Edit: updated the attachment with a few crufty bits tidied up

I managed to get do some further testing, and it seems that the kernel will run successfully when compiled without debugging settings if there are less than about 1536 threads in flight and each thread processes fewer than about 32 elements in the z direction. Go above that, and the kernel begins aborting with unspecified launch failure errors. The more threads and more work per thread, the highly the probability that the kernel aborts. By the time there are 16384 threads in flight, each processing 128 elements (the dimensions of the repro case above), fully 50% of test runs fail before completion.

I am struggling with this one. Any help would be greatly appreciated.

Having played around a bit more, it seems that doing this:

for(int gidz=Nghosts; gidz<(NnodesZ+Nghosts); gidz++) {

		// Here we read a z stencil width of "x-y planes" of u[] into shared memory

		int goffs = GRIDOFFSETZINCD(goffs0,gidz,Sxy);

		itile[itoffs0-blockDimxy]= u[goffs-Sxy];

		itile[itoffs0] = u[goffs];

		itile[itoffs0+blockDimxy]= u[goffs+Sxy];

		__syncthreads();

ie. using three reads from global memory per iteration is mostly reliable for any block size (but not all that efficient), but doing this:

itile[itoffs0] = u[goffs0];

	itile[itoffs0+blockDimxy] = u[goffs0+Sxy];

	for(int gidz=Nghosts; gidz<(NnodesZ+Nghosts); gidz++) {

		// Here we read a z stencil width of "x-y planes" of u[] into shared memory

		int goffs = GRIDOFFSETZINCD(goffs0,gidz,Sxy);

		itile[itoffs0-blockDimxy]= itile[itoffs0];

		itile[itoffs0] = itile[itoffs0+blockDimxy]; 

		itile[itoffs0+blockDimxy]= u[goffs+Sxy];

		__syncthreads();

ie. using one global memory read per iteration and updating the other locations from the preexisting data in shared memory fails, but only when compiled with optimization turned on. Could this be some sort of compiler bug?
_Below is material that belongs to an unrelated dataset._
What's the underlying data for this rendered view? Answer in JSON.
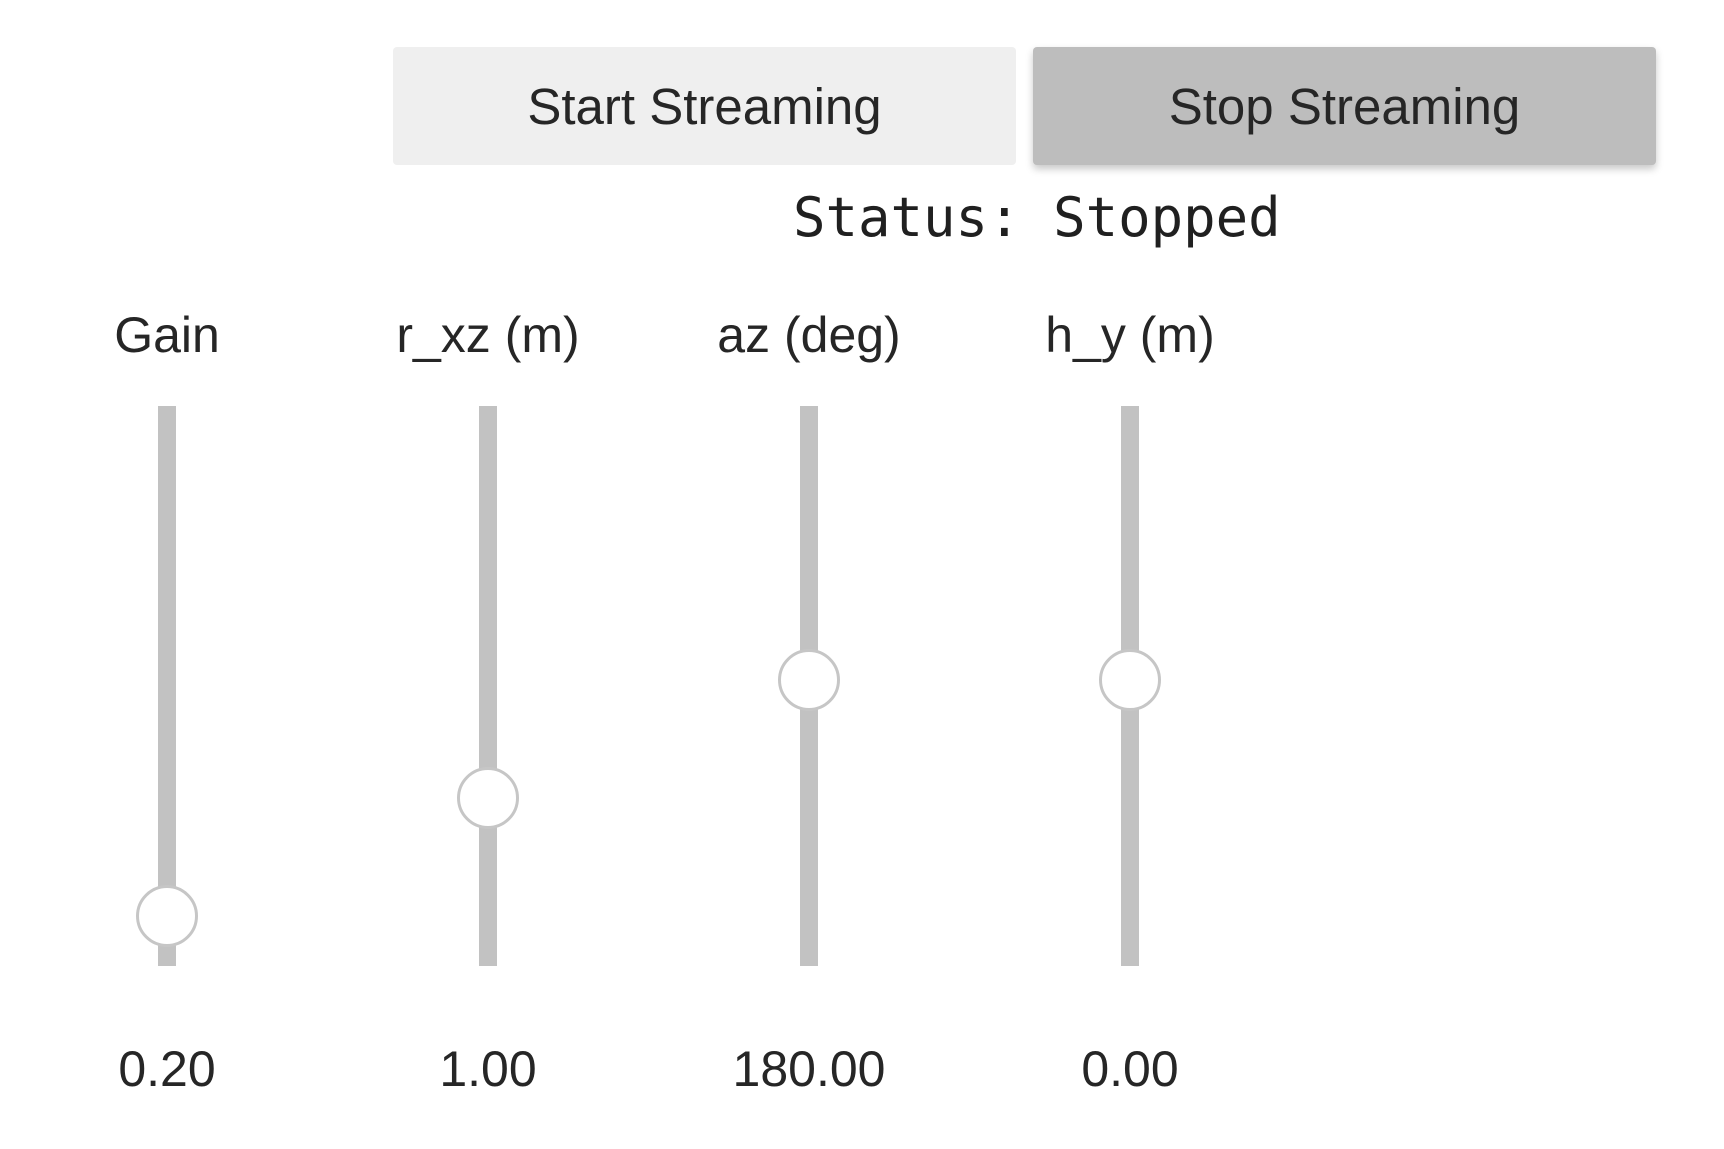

EDIT: OK so I got this running on my mini-ITX ion based home theatre pc and every version runs flawlessly… So it is specific to the 9500GT box I have. A driver or hardware problem of some kind?

It could be a heat problem, where the unoptimized version survives only because it is blocked by IO requests more of the time.
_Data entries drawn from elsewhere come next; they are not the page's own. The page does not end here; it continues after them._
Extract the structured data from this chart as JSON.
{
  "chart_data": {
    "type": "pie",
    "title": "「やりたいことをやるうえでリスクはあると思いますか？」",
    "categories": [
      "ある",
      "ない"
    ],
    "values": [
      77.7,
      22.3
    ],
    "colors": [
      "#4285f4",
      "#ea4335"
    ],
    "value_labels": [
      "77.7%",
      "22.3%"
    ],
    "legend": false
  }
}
Try underclocking slightly?

Thanks for the suggestion.

I did think about that, but the GPU temperature (according to both nvclock and nvidia-settings in linux) say that the GPU core never gets over 65C. The strange part is that my application has much more memory and compute intensive kernels in it than this kernel (and at least one other which uses the same basic shared memory scheme as this one does), and it only ever fails on this one.

Well, your card never gets over 65° where the temp is taken …

I used to have my card slightly overclocked. No problems with that, untill one day I ran some synthetic benchmark, giving the excution units an unusual load. That resulted in sideeffects like the screen corruptions you describe. GPU temperature as measured was still pretty normal and very much on the safe side, although the card obviously wasn’t functioning correctly anymore. Because of this, I have now stopped believing that GPU temperature as measured tells the whole story about each and every possible “hotspot” on the GPU.

It will only take you a minute to try it out, and then we can stop speculating :)

It doesn’t seem I can underclock the core, but reducing the memory clock by 200MHz (this is a stock frequency 800MHz DDR3 card) yield some improvement. I got six consecutive passed runs of the repro case before it began failing again. So it seems your thermal theory might be right. I was already on the brink of tossing it and the PC it sits in on the scrap heap anyway (not that I ever needed much encouragement to buy new hardware :) ). One problem is that GTX200 series cards are as rare as hen’s teeth here in Finland at the moment. Literally out of stock everywhere…

No?

With Option “Coolbits” “1” , this g98 card can be pushed both up and down between 400 and 660 (default 567), but the increments has to be smallish or they’ll get rejected by ‘nvidia-settings’